Generation Praktikum

Donnerstag, 05. Juli 2007

Bei einem Poetry Slam im Bastard*1 hatte ich mal einen richtig guten Text zu diesem Thema gehört – billige Arbeitskräfte zum gepflegten Ausbeuten. (Wer den zufällig kennt oder weiß, wie man dran kommt, der kann ihn mir ja mal schicken.) Gestern hat mich xipulli aber auf eine Seite hingewiesen, die ich allen Leidensgenossen nicht vorenthalten möchte.

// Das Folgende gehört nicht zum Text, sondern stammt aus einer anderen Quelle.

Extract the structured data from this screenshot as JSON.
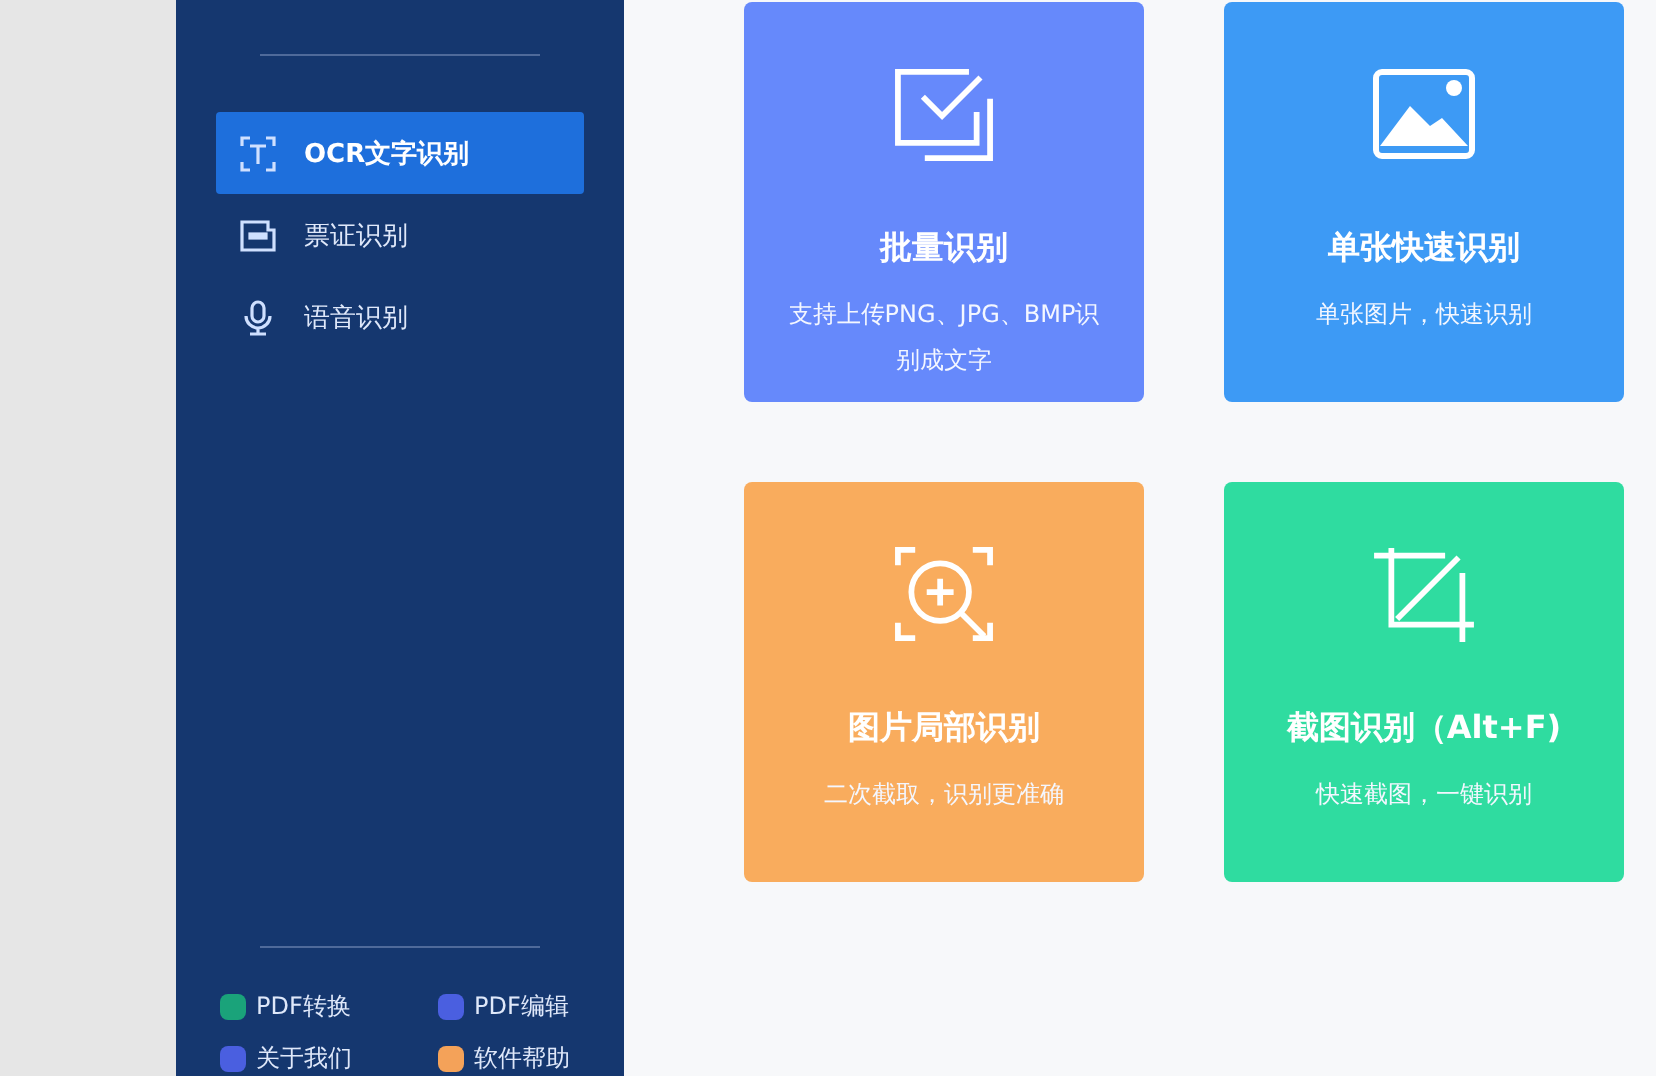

Die Fairwork e.V. vergibt inzwischen Qualitätssiegel für Arbeitgeber, die bezahlte und faire Praktika anbieten. Außerdem klären sie über Rechte von Praktikanten auf, liefern Erfahrungsberichte und sonstige interessante Details zum Thema, z.B. dass eine neue HIS-Studie herausgefunden hat, dass Praktika den Einstieg in den Arbeitsalltag überhaupt nicht erleichtern, wie uns das immer so schon vorargumentiert wird, damit wir uns auch ja ordentlich ausbeuten lassen.

Wenn ich mir die Graphen unseres Wirtschaftswachstums bei gleichzeitig sinkenden Löhnen*2 so anschaue, kann mir wirklich keiner mehr weis machen, unsere Wirtschaft wäre so arm dran, dass sie uns nicht mehr dafür bezahlen kann, dass wir uns für sie abrackern. Wer arbeitet, soll auch bezahlt werden!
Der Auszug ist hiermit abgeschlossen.